Fidelity’s offering is superior to the majority of digital asset custody options. Built on top of the basic storage method is a system including “multi-level physical, operational and cyber controls including security protocols that have been created leveraging Fidelity’s time-tested security principles and best practices combined with internal and external digital asset experts”.
This represents a significant advance over traditional cold storage, which is an expedient developed to cope with the vulnerability of off-chain, online private key storage. But the basic storage method is still the same, and limits how agile and responsive Fidelity can be in managing their clients’ digital assets.
Ledger Vault approaches things from another angle again. If Fidelity represents the financial mainstream reaching out to digital assets, and Coinbase represents the digital asset exchange’s growth out into custody, Ledger Vault built its offering on the success of a retail-level hardware wallet — essentially a protected flash drive.
The Ledger Nano provided retail digital asset investors with an affordable alternative to the then-ubiquitous hot/cold wallet storage. As interest in a suitable institutional solution to digital assets increased, Ledger turned its attention to a more powerful and versatile tool that would provide a technological underpinning for the types of activities that institutional digital assets investment would require.
The Ledger Vault, resulting from this process, is not a bundled custody offering. Unlike both Fidelity and Coinbase, Ledger offers the Vault primarily not to clients but to custodians; it’s a tool, rather than a service.

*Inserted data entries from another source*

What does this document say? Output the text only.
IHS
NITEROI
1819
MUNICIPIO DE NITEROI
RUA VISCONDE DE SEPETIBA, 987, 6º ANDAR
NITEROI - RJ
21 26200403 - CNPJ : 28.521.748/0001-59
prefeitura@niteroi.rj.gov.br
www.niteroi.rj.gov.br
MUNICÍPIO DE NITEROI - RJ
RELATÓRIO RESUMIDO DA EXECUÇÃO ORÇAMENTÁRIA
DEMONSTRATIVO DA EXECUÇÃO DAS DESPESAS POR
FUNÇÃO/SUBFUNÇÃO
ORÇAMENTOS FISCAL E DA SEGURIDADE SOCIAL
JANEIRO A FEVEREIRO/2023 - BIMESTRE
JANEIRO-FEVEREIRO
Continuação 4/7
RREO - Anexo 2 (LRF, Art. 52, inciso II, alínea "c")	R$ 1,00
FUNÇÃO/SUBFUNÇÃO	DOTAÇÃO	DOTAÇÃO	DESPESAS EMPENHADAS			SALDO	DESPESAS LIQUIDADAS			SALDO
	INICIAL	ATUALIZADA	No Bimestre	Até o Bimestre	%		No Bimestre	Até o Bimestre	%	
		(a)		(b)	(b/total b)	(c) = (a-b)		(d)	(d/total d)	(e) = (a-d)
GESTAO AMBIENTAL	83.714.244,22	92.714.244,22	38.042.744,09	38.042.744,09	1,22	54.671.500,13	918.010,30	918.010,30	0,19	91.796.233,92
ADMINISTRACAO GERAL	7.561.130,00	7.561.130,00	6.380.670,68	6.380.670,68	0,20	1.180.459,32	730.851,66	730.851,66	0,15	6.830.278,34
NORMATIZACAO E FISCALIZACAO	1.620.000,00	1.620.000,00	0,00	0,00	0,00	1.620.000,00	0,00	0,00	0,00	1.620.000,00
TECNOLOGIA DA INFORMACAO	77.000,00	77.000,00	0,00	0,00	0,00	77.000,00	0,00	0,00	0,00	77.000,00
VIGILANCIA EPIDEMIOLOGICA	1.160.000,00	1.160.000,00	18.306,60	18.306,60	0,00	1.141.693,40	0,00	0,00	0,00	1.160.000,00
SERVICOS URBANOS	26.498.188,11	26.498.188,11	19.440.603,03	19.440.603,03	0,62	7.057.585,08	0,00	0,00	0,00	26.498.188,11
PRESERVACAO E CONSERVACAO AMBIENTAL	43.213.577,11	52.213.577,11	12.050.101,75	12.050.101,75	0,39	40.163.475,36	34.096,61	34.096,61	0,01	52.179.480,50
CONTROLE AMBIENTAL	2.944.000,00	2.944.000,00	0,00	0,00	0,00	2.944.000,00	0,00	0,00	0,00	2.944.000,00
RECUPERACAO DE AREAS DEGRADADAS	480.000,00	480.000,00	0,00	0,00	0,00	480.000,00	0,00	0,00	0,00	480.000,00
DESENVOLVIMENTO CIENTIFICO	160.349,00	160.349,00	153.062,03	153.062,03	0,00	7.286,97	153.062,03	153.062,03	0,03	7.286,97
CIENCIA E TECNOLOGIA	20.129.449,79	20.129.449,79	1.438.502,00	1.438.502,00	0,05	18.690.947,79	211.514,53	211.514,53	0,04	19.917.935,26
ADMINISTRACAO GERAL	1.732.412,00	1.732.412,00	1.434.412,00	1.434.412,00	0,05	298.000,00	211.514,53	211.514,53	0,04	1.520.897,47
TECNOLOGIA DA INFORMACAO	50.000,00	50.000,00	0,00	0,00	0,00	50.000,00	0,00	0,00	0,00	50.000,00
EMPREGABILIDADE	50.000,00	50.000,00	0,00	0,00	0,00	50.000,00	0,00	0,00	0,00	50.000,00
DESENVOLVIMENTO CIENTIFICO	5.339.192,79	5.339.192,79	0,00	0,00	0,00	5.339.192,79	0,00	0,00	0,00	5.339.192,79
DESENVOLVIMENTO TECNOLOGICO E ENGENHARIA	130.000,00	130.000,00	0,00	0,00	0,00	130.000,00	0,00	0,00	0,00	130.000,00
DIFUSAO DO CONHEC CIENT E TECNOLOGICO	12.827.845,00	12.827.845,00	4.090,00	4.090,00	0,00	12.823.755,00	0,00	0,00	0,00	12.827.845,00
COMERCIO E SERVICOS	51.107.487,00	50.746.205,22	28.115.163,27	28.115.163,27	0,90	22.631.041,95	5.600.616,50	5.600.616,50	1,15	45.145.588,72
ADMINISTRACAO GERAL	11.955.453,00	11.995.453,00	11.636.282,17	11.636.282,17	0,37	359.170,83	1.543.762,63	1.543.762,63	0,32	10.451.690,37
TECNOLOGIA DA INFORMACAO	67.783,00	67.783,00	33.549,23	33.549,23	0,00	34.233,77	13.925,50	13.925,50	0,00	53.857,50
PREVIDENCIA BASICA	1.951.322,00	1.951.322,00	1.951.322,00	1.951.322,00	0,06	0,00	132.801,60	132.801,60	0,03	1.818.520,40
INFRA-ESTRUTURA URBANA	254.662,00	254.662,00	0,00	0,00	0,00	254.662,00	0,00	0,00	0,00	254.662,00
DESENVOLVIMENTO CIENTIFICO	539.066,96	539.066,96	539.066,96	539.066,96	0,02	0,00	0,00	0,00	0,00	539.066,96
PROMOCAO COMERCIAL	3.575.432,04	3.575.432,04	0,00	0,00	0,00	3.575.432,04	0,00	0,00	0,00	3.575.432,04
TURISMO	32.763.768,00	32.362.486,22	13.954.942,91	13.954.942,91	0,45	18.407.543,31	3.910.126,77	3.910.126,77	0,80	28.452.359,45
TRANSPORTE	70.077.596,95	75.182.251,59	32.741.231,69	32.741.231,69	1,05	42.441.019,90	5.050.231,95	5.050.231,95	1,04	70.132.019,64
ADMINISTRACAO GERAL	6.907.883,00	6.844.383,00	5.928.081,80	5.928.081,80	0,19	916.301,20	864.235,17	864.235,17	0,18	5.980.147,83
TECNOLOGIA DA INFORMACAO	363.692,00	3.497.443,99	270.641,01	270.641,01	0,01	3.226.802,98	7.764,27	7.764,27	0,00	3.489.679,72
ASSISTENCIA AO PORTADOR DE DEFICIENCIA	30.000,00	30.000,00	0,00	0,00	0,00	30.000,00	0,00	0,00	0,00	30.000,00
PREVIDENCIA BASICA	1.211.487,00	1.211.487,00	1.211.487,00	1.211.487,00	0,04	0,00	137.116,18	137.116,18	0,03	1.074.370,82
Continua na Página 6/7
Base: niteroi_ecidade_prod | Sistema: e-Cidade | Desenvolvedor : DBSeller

Ledger Vault is both a hardware and a firmware solution, containing the code to enforce transaction rules and platform administration protocols; users can organize multi-party signing of transactions nonlocally, for instance, a key requirement for multi-stakeholder accounts in a fast-moving market.
Businesses that employ the Ledger Vault as a technological solution for custody include First Digital Trust, Legacy Trust Company, CoinShares, and Crypto.com.
While the Ledger Vault does provide a technological structure to support professional and effective digital asset custody, the company doesn’t offer custody services itself.
Anchorage explicitly recognizes the shortcomings of cold storage, drawing attention to it in their website copy and promising a solution that delivers asset productivity as well as security.
Founded in 2017 by two ex-Square employees who brought institutional and infrastructure experience from Docker to the new venture, Anchorage offers a service it says is purpose-built for investors.
Anchorage’s solution involves two-factor authentication of cosigners, including biometric authentication; “hardware security modules” require acceptance of trades by both a client’s team and Anchorage’s, and Anchorage offers oversight, auditability and end-to-end insurance.
Anchorage enables access to the entire digital asset ecosystem — airdtops and staking, delegation and voting, and even trading — direct from custody.
All in all, it’s an impressive offering. It does require working with Anchorage, through their tools — trading from custody is done through Anchorage Trading, custody management requires the input and oversight of the Anchorage team. So there’s less opportunity for a completely custom custody arrangement, but for some investors that won’t be a dealbreaker.